To gain insight into the relevance of the 35 synergy genes regulated by combined TIFAB and miR-146 deletion in MDS patients, we examined gene expression data from 183 MDS CD34⁺ BM cells.¹⁰ Unsupervised hierarchical clustering analysis (one-minus Pearson correlation) revealed that a subset of the synergy genes is overexpressed in MDS patients (Figure 2e). Notably, of the MDS patients with consistent overexpression of a subset of synergy genes, the majority represented patients with del(5q) (Figure 2e). The cytogenetic information for this MDS cohort does not provide 5q breakpoint data to distinguish patients with deletion of TIFAB (5q31) and miR-146a (5q33), or just TIFAB. In an independent cohort of MDS/AML patients (n=9), we simultaneously performed high-resolution DNA single-nucleotide polymorphism array analysis to precisely map the 5q breakpoints and microarray gene expression analysis on RNA isolated from BM MNCs. Three del(5q) MDS samples contained an interstitial deletion that included band 5q31 (TIFAB), but not band 5q33 (miR-146a), while six samples contained an interstitial deletion that encompassed 5q31 and 5q33 (TIFAB and miR-146a; Figure 2f, Supplementary Table 3). Forty percent (14/35; n = 7, P <0.05) of the synergy genes were overexpressed in del(5q) MDS samples when both TIFAB and miR-146a were deleted as compared with just deletion of TIFAB (Figure 2f).

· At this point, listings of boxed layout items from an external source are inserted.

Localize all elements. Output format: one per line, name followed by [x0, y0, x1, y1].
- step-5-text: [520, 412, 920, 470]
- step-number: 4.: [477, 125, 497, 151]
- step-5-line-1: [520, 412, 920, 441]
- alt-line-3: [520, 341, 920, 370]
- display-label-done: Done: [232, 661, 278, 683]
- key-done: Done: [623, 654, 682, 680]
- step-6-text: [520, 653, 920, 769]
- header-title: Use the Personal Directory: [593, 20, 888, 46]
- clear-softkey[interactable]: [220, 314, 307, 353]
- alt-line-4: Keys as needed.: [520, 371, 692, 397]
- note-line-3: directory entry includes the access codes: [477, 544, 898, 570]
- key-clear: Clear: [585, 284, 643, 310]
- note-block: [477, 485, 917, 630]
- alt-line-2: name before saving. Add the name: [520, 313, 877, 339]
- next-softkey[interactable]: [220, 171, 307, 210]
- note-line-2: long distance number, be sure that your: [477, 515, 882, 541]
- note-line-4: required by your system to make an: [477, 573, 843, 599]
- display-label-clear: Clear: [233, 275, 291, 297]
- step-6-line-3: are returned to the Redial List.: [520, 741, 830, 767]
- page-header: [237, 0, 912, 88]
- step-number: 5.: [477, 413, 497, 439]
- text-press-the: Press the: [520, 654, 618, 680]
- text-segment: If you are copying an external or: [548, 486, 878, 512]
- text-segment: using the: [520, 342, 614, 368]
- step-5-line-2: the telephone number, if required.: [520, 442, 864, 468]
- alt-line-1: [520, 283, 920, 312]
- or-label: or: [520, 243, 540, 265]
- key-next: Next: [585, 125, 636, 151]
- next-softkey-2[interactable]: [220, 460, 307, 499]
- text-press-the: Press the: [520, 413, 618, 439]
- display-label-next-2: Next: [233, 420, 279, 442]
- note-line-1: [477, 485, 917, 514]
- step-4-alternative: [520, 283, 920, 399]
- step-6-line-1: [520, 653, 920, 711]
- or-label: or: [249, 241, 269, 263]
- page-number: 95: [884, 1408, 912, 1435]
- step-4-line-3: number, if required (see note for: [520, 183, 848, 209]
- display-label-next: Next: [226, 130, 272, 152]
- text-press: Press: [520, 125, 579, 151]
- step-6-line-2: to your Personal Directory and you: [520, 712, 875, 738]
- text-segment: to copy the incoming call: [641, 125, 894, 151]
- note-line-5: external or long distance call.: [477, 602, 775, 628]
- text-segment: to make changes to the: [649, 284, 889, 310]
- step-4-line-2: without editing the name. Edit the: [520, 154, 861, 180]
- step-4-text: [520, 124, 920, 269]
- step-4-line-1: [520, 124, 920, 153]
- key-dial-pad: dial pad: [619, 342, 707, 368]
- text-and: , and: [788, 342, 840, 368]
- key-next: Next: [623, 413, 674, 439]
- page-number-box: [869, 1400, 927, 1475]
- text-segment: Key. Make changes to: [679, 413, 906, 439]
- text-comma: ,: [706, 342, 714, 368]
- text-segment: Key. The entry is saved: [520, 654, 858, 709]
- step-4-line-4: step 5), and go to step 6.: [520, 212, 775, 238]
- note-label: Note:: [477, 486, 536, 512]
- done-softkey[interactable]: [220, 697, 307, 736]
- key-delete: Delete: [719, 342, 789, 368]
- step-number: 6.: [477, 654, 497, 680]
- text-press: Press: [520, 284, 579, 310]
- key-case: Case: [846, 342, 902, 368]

It is widely accepted that the pathogenesis of del(5q) MDS results from reduced dosage and cooperation of numerous genes, and that the extent of the 5q deletion impacts disease severity and outcome.¹ Although the contribution of individual genes to the pathogenesis of del(5q) MDS has been investigated, less is known about the epistatic interactions between neighboring deleted genes. Based on our integrative analysis, we report that combined hematopoietic-specific deletion of Tifab and miR-146a results in a rapid and severe cytopenia, progression to a fatal BM failure-like disease, and enrichment of gene regulatory networks associated with cell survival, immune response and metabolism. Epistatic interaction of TIFAB and miR-146a and modulation of synergy genes has common features in human and mouse hematopoietic diseases associated with MDS. As such, synergistic control of gene expression following deletion of epistatic haploinsufficient genes in del(5q) MDS may be an underlying mechanism of the diseased state, particularly in patients with del(5q) subtypes with longer deletions and worse outcomes. We anticipate the utility of the novel del(5q) MDS-like mouse model for preclinical studies and an opportunity for targeting gene regulatory networks.